Writing a clinical summary is more complicated than merely transcribing a patient-doctor conversation.

Good note-taking involves a series of judgment calls to determine whether each detail is clinically relevant.

Too few details, and the summary lacks enough context to base medical decisions on. Too many details and the note becomes bogged down in “sludge,” making it long-winded and unhelpful.

DAX Copilot has not perfected this delicate balancing act.

Sometimes the doctors at the Panther Creek clinic like to trade stories and giggle at the absurd sentences the algorithm deemed important enough to enshrine in legal medical records, like “He eats rice.”

In the section of notes dedicated to the discussion of diagnoses, doctors said the algorithm routinely skimps on details.

Occasionally, DAX makes a more fundamental miscalculation about the appointment.

Garwood recalled an instance in which DAX incorrectly assumed her adult patient with Down syndrome, who was accompanied by her sister, was a child with her mother.

The hope is that the algorithm will learn from all of the doctors’ edits over time and produce drafts that are closer and closer to what they would have written themselves.

At the end of the pilot, some doctors who use medical scribes — now referred to as “human scribes” or “live scribes” by many of the pilot’s participants — may face a difficult decision.

“I don’t know what I’m going to do in January — am I going to continue with our live scribes?” said Seashore, who currently uses a mixture of DAX and medical scribes for note-taking.

While he finds their work helpful, working as a scribe is often a stepping-stone to medical school, which means there is a high turnover rate and a constant burden of training new hires.

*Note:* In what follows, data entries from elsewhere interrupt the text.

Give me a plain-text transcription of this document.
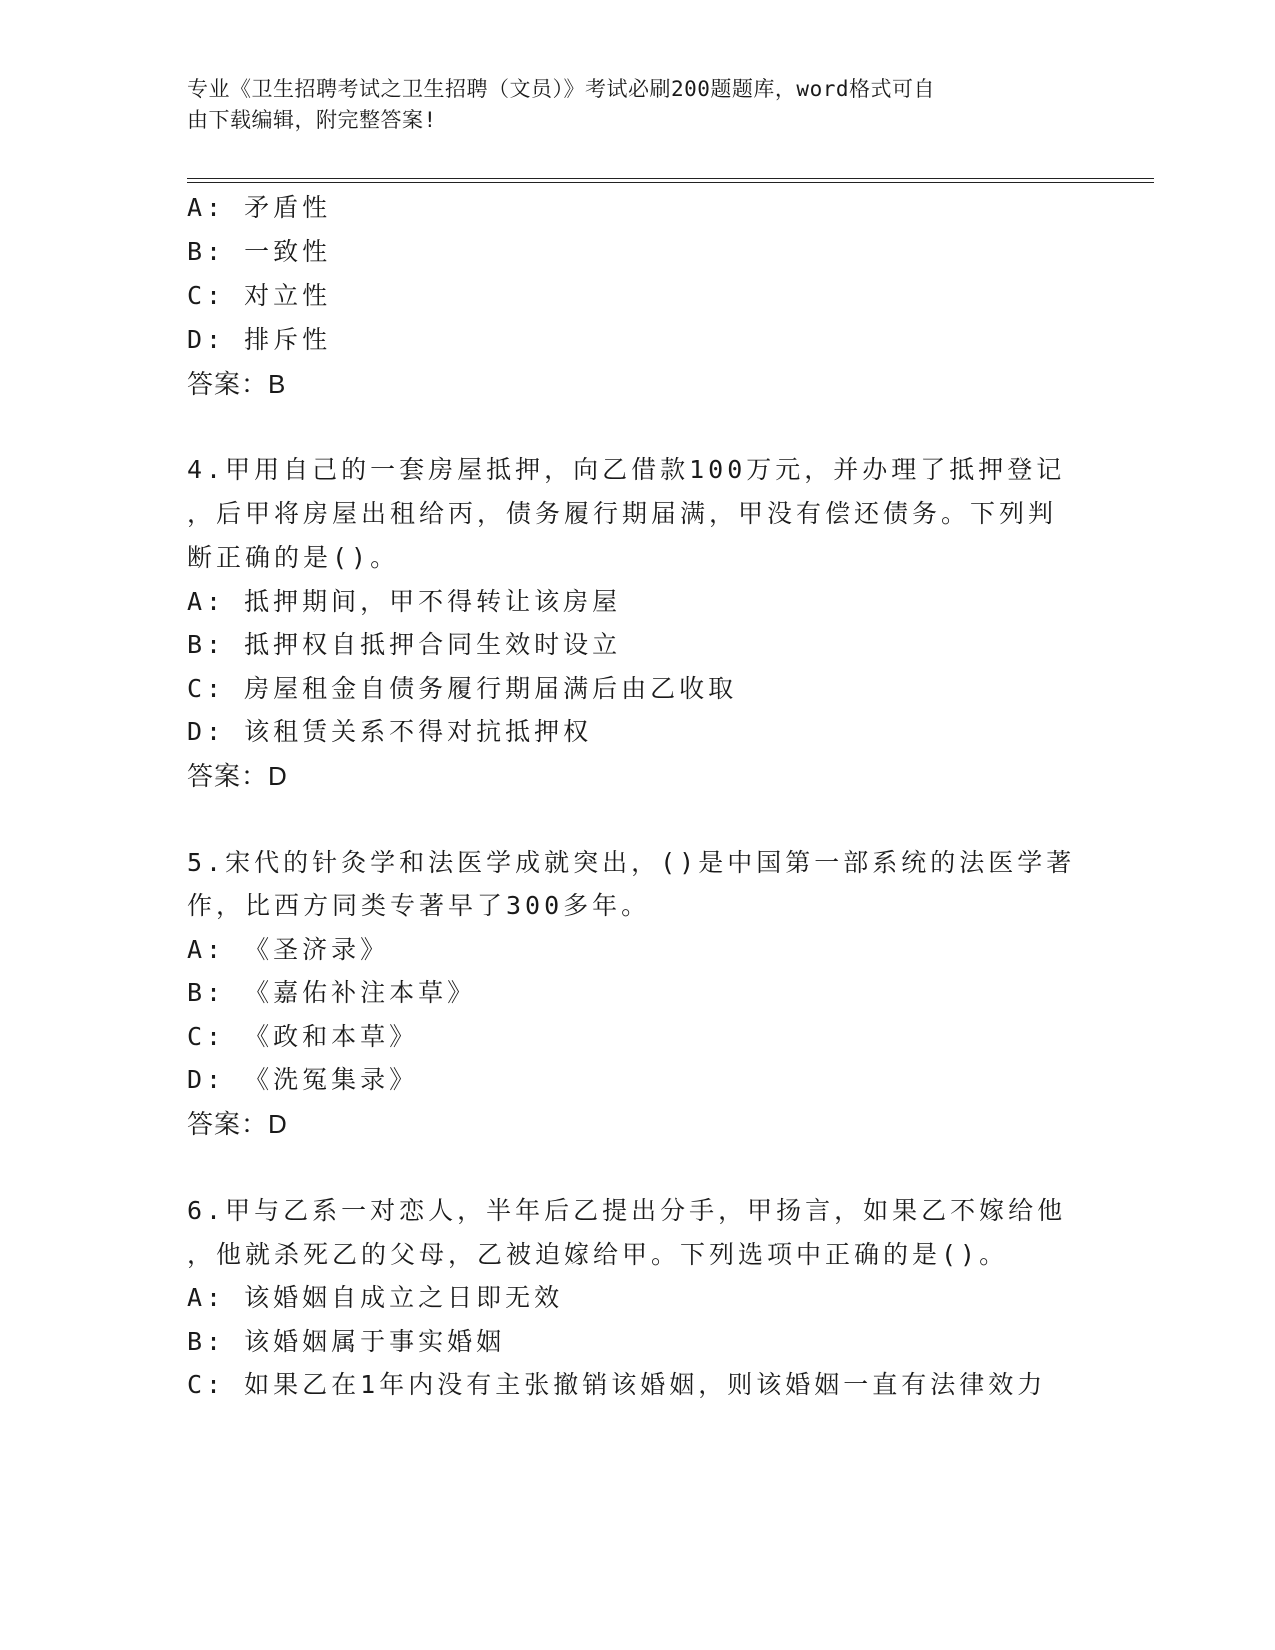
专业《卫生招聘考试之卫生招聘（文员）》考试必刷200题题库，word格式可自
由下载编辑，附完整答案!
A: 矛盾性
B: 一致性
C: 对立性
D: 排斥性
答案：B
4.甲用自己的一套房屋抵押，向乙借款100万元，并办理了抵押登记
，后甲将房屋出租给丙，债务履行期届满，甲没有偿还债务。下列判
断正确的是()。
A: 抵押期间，甲不得转让该房屋
B: 抵押权自抵押合同生效时设立
C: 房屋租金自债务履行期届满后由乙收取
D: 该租赁关系不得对抗抵押权
答案：D
5.宋代的针灸学和法医学成就突出，()是中国第一部系统的法医学著
作，比西方同类专著早了300多年。
A: 《圣济录》
B: 《嘉佑补注本草》
C: 《政和本草》
D: 《洗冤集录》
答案：D
6.甲与乙系一对恋人，半年后乙提出分手，甲扬言，如果乙不嫁给他
，他就杀死乙的父母，乙被迫嫁给甲。下列选项中正确的是()。
A: 该婚姻自成立之日即无效
B: 该婚姻属于事实婚姻
C: 如果乙在1年内没有主张撤销该婚姻，则该婚姻一直有法律效力
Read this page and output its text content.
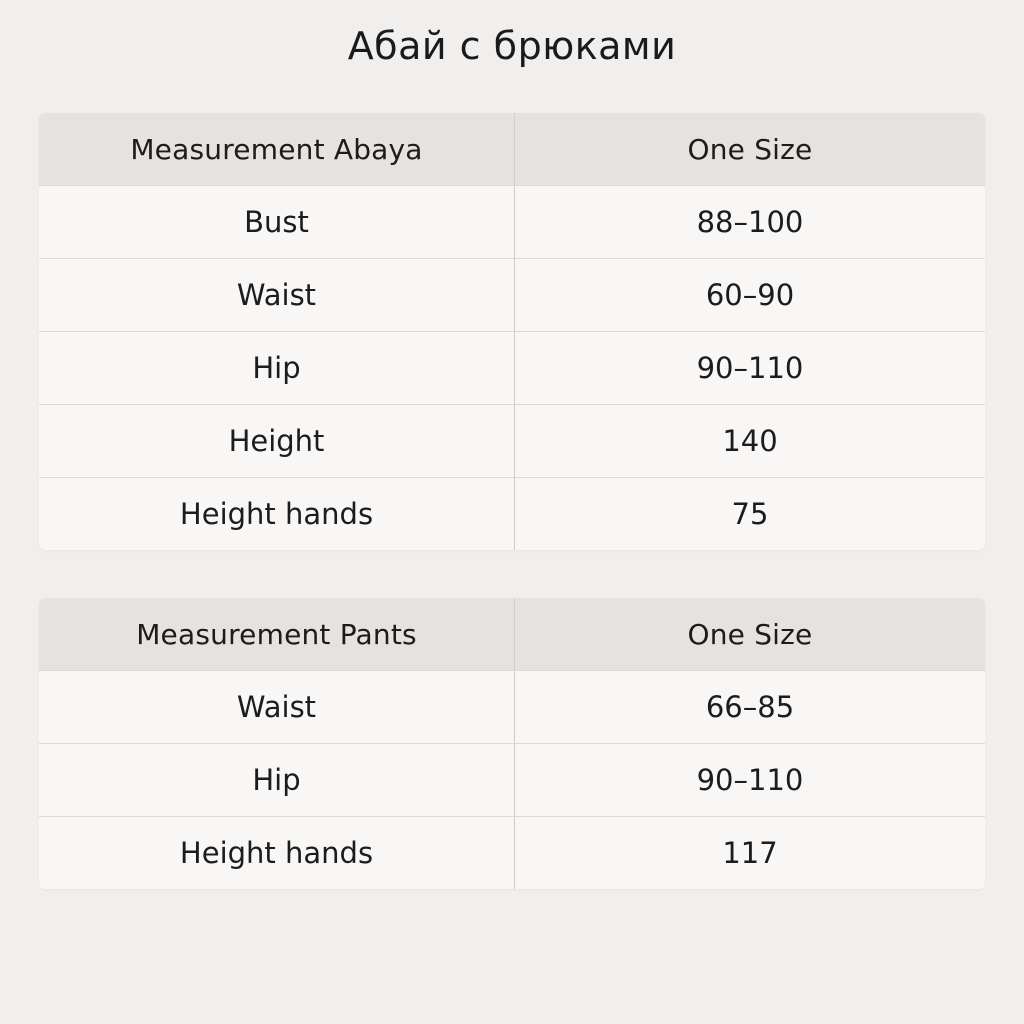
Абай с брюками
Measurement Abaya	One Size
Bust	88–100
Waist	60–90
Hip	90–110
Height	140
Height hands	75
Measurement Pants	One Size
Waist	66–85
Hip	90–110
Height hands	117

And as an added bonus, computers don’t get sick, he pointed out.

Carson Triboletti, a scribe whose first day at Panther Creek coincided with the start of the DAX pilot, said the technology has forced him to examine some big questions about his job, like, Do human scribes offer something that computers cannot?

He said he hasn’t come up with a good answer yet.

Teddy Rosenbluth covers science and health care for The News & Observer in a position funded by Duke Health and the Burroughs Wellcome Fund. The N&O maintains full editorial control of the work.